What should be made of the 5G gap? It’s the difference between what some commentators are expecting to happen thanks to this new technology and what others perhaps more realistically believe is possible in the near future.

What we call 5G is the fifth generation of mobile communications, (following 4G, 3G, etc.). It promises vastly increased data download and upload speeds, much improved coverage, along with better connectivity. This will bring with it lower latency – potentially as low as one millisecond, a 90 per cent reduction on the equivalent time for 4G – and great news for traders and gamers, along with lower unit costs.

Trading desk at Haven Power, Ipswich

The latest estimates predict that 5G will have an economic impact of $12 trillion by 2035 as mobile technology changes away from connecting people to other people and information, and towards connecting us to everything.

Some experts believe the effects of 5G will be enormous and almost instantaneous, transforming the way we live. It will have a huge effect on the internet of things, for instance, making it possible for us to live in a more instant, much more connected world with more interactions with ‘smart objects’ every day. Driverless cars that ‘talk’ to the road and virtual and augmented reality to help us as we go could become part of our everyday lives.

Others see 5G as a revolution that will begin almost immediately, but which could take many years to materialise. The principal reason for this is the sheer level of investment required.

The frequencies being used to carry the signal from the proposed 5G devices can provide an enormous amount of bandwidth, and carry unimaginable amounts of data at incredible speeds. But they cannot carry it very far. And the volume of devices connected to this network will be enormous. The BBC estimates that between 50 and 100 billion devices will be connected to the internet by 2020 – more than 12 for every single person on Earth.

So in order to support the huge increase in connectivity that is anticipated a reality, there will be a need for a comparably large increase in the number of base stations – with as many as 500,000 more estimated to be needed in the UK alone. That’s around three times as many base stations as required for 4G.

To carry the amount of data anticipated without catastrophic losses in signal quality will require the stations to be no more than 500m apart. While that may be technically possible in cities, it will only happen as a result of huge amounts of investment. And what will happen in the countryside, with its lower population density? It seems doubtful in the extreme that any corporation will regard it as a potentially profitable business decision to build a network of base stations half a kilometre apart in areas where few of their customers live. And that’s without taking into account the town and country planning system or the views of residents, who may not welcome new base stations near their homes.
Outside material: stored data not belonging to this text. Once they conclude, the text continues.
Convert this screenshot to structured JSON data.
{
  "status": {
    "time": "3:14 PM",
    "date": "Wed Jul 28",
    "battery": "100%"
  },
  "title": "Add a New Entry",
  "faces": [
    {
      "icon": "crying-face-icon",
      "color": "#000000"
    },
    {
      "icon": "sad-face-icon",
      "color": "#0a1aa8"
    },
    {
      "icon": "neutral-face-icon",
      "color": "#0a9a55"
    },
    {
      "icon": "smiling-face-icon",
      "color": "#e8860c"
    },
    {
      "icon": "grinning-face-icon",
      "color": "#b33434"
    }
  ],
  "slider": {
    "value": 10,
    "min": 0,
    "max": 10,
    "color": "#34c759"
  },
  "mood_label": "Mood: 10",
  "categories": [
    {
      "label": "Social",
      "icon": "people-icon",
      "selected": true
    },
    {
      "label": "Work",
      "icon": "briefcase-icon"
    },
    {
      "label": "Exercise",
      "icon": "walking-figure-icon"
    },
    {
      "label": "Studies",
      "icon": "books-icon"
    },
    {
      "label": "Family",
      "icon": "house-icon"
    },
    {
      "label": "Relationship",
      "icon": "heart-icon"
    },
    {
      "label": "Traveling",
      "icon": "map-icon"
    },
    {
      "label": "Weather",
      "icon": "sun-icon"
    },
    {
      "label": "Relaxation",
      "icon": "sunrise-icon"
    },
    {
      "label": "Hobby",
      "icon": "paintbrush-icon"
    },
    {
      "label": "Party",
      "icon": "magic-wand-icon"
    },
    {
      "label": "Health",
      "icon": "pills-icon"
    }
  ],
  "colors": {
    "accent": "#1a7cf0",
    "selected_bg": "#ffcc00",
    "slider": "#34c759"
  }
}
Until this year, the only two workable examples of functional 5G networks are one built by Samsung in Seoul, South Korea, and another by Huawei in Moscow in advance of the 2020 Football World Cup. Although the first UK mobile networks have now begun to offer the new communications standard, 5G is still clearly a long way from being able to deliver on its potential.

What will 5G mean for the world of energy?

A report from Accenture contains a number of predictions about how 5G may change the energy world by helping to increase energy efficiency overall and accelerating the development of the Smart Grid.

  1. 5G uses less power than previous generations of wireless technology

This means that less energy will be used for each individual connection, which will take less time to complete than with 4G devices, thereby saving energy and ultimately money too. It is important to remember that even though such savings will be significant, they will need to be offset against the huge global increase in communications through 5G-connected devices.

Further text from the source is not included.